Un concepto semejante se encuentra en algunas culturas nativas norteamericanas, en las que se acepta que, en la vida de cada uno, llegará una época en la que él o ella tendrá que pasar algún tiempo “sentado en la ceniza”. Por ejemplo, en algunas tribus, cuando acostumbraban a vivir comunitariamente en barracas alargadas, la fogata para calentar y caldear se situaba en el centro de la barraca, de forma que un techo parcialmente abierto pudiera funcionar como chimenea. La ceniza, naturalmente, se acumulaba alrededor de la hoguera, y, de vez en cuando, algún miembro de la comunidad simplemente se sentaba, durante algún tiempo, en la ceniza acumulada, tranquilo, retirado de las actividades normales, tomando muy poco alimento o agua. Finalmente llegaba un día en el que él o ella se levantaba, se lavaba la ceniza, y reanudaba las actividades normales. Nadie preguntaba por qué. Se suponía que a esa persona le estaba pasando algo penoso, una depresión o una especie de crisis, y necesitaba ese espacio, esa tranquilidad, ese retraimiento, ara procesar algún caos interior y controlar a los demonios. En una palabra, se percibía que esa persona necesitaba una especie de experiencia cuaresmal.
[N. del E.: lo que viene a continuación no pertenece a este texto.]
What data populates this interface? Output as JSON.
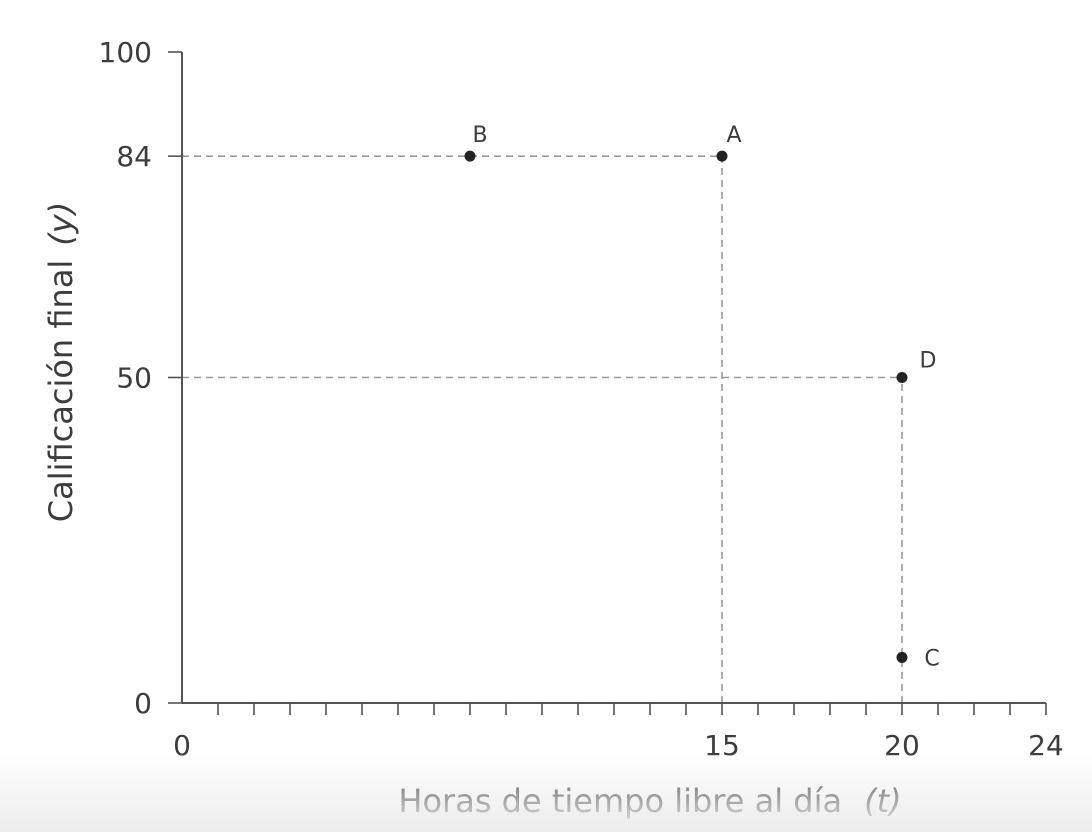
{
  "chart_data": {
    "type": "scatter",
    "xlabel": "Horas de tiempo libre al día",
    "xvar": "(t)",
    "ylabel": "Calificación final",
    "yvar": "(y)",
    "xlim": [
      0,
      24
    ],
    "ylim": [
      0,
      100
    ],
    "x_tick_labels": [
      0,
      15,
      20,
      24
    ],
    "y_tick_labels": [
      0,
      50,
      84,
      100
    ],
    "x_minor_ticks": [
      1,
      2,
      3,
      4,
      5,
      6,
      7,
      8,
      9,
      10,
      11,
      12,
      13,
      14,
      15,
      16,
      17,
      18,
      19,
      20,
      21,
      22,
      23,
      24
    ],
    "points": [
      {
        "label": "A",
        "x": 15,
        "y": 84
      },
      {
        "label": "B",
        "x": 8,
        "y": 84
      },
      {
        "label": "C",
        "x": 20,
        "y": 7
      },
      {
        "label": "D",
        "x": 20,
        "y": 50
      }
    ],
    "guide_lines": [
      {
        "from_axis": "y",
        "value": 84,
        "to_x": 15
      },
      {
        "from_axis": "y",
        "value": 50,
        "to_x": 20
      },
      {
        "from_axis": "x",
        "value": 15,
        "to_y": 84
      },
      {
        "from_axis": "x",
        "value": 20,
        "to_y": 50
      }
    ],
    "grid": false,
    "colors": {
      "axis": "#555555",
      "point": "#222222",
      "guide": "#9a9a9a",
      "text": "#3c3c3c"
    }
  }
}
Una segunda imagen es la de “ser un hijo de Saturno”. Según algunas mitologías, se pensaba que Saturno era el planeta que hace que nos sintamos tristes y desalentados. De ser así, si uno fuera poeta, artista, filósofo, escritor o pensador religioso querría, de vez en cuando, “sentarse bajo Saturno”, esto es, entrar voluntariamente en ciertos espacios interiores del alma que de ordinario querría eludir, precisamente porque provocan caos, tristeza, pesadez y desaliento. Parte de la misma idea era también que, de vez en cuando en la vida de cada persona, uno se convirtiera durante un tiempo en “hijo de Saturno”, es decir, que fuera abrumado por una cierta tristeza y pesadez, y que sus actividades normales cesaran; y quedarse así por un tiempo, aprendiendo pacientemente algunas lecciones que sólo una cierta tristeza le podría enseñar. De nuevo, la idea era que hay algunos procesos interiores necesarios que sólo se pueden realizar sintiendo tristeza y pesadez, y en los que algunas veces tenemos que participar voluntariamente.
Finalmente, hay todavía en antropología una imagen rica que puede ayudarnos a entender la Cuaresma; es la imagen de nuestras propias lágrimas, en cuanto nos re-conectan al flujo de la vida. La imagen es sencilla: Nuestras lágrimas son agua salada, como el océano, que es, al fin y al cabo, el origen de toda vida en este planeta. Lo que nuestras lágrimas hacen es ponernos de nuevo en contacto con los orígenes físicos de toda vida en este planeta: el agua salada. La idea, entonces, es que, de vez en cuando, es bueno renunciar a las alegrías de la vida y sustituirlas con la sal de las lágrimas, ya que sólo las lágrimas pueden hacernos humanamente más profundos y ayudarnos a conectar con nuestros orígenes y nuestro fundamento.
Y la Cuaresma está destinada exactamente a eso.